Expulsion de députés pro-démocratie dès le 1er juillet 1997

Furieuse des tentatives de dernière minute du gouverneur britannique sortant Chris Patten d'introduire des éléments de démocratisation, la Chine annonce l'expulsion de tout député ayant ouvertement soutenu celles-ci. Ainsi, à l'aube du 1er juillet, Lee Wing-tat et nombre de ses collègues sont alors démis de leurs mandats.  "Nous n'étions plus aussi optimistes, je ne croyais plus que nous aurions une vraie démocratie", déclarait alors Lee Wing-tat.

Vingt-cinq ans plus tard, il ne reste plus aucun député de l'opposition au Conseil législatif de Hong Kong. Certains ont été arrêtés en vertu de la loi sur la sécurité nationale imposée par Pékin en 2020, et beaucoup disqualifiés au nom de nouvelles règles réservant les élections aux "patriotes". Lee Wing-tat, vit désormais au Royaume-Uni. Pourtant, il était pourtant plein d'espoir en 1984, lorsque la déclaration sino-britannique a ouvert la voie à la fin de 150 ans de domination coloniale. Mais la répression de Tiananmen en 1989 a ébranlé sa foi dans le parti communiste (PCC).
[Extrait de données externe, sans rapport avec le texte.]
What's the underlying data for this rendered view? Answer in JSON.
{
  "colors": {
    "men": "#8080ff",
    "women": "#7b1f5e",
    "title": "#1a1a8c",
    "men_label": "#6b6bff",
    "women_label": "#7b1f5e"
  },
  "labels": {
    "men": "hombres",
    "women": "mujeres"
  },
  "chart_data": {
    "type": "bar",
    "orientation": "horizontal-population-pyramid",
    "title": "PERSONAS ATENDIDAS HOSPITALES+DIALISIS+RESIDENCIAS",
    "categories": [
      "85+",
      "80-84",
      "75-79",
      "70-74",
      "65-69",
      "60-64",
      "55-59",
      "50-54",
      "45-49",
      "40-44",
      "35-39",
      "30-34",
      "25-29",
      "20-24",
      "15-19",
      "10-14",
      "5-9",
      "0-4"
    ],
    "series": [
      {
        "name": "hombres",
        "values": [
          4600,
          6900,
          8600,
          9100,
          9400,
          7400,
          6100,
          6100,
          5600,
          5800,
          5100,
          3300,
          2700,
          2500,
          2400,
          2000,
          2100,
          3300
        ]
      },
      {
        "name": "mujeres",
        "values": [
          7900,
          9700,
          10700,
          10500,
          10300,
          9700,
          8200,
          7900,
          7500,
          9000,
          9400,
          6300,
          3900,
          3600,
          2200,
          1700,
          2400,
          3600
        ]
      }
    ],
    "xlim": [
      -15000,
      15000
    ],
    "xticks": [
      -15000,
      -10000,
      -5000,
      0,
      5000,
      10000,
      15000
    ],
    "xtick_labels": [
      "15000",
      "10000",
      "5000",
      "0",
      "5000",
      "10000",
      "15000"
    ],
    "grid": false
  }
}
Au cours des années suivant la rétrocession, la méfiance s'accroît entre un camp pro-démocratie, qui voyait en Pékin un pouvoir autocrate déterminé à priver les Hongkongais des droits promis, et le PCC qui considérait leurs revendications comme un défi à la souveraineté chinoise. Peu après la rétrocession, la crise financière asiatique s'abat sur Hong Kong, plongeant le territoire jusqu'alors florissant dans un ralentissement économique majeur. Le marasme s'accentue fin 2002 avec l'apparition du virus du SRAS. L'épidémie fait 299 morts à Hong Kong et 1 800 dans le monde, dévastant les économies asiatiques.

Échec d'une première loi anti-subversion en 2003

Pékin adopte une série de mesures visant à relancer l'économie hongkongaise avec la signature, fin juin 2003, d'un accord levant progressivement les barrières douanières sur les produits hongkongais exportés en Chine.

Le pouvoir chinois tente également de restreindre les libertés publiques dès 2003 à travers une loi anti-suberversion. Le premier juillet 2003 un demi-million des sept millions de Hongkongais manifestent contre ce projet de loi. Pekin recule. Le projet est alors abandonné. Mais Pékin garde la main sur l'exécutif de Hong Kong. Le 1er janvier 2004, 100 000 manifestants réclament l'élection directe de l'exécutif dès 2007 et du législatif dès 2008.

La mini-Constitution de Hong Kong prévoit en effet la possibilité de l'élection directe du chef de l'exécutif et du Parlement, mais sans calendrier. En avril 2008 les autorités centrales leur opposent un refus, au moins pour les prochaines échéances.
Le 1er juillet des centaines de milliers de manifestants exigent à nouveau la démocratie.
Mouvement parapluies
Manifestation du mouvement pro-démocratie "des parapluies" ce 28 octobre 2014 pour demander l'instauration du suffrage universel direct.
AP Photo/Kin Cheung,

"Mouvement des parapluies" en 2014 pour l'instauration d'un véritable suffrage universel


Fin 2007, Pékin fixe finalement à 2017 les premières élections démocratiques du chef de l'exécutif et à 2020 celles du Conseil législatif, suscitant l'ire des mouvements prodémocratie qui réclamaient le suffrage universel dès 2012. En septembre 2014, débute le "mouvement des parapluies". Des pro-démocratie occupent pacifiquement le coeur financier et politique de la ville pour réclamer l'instauration d'un véritable suffrage universel.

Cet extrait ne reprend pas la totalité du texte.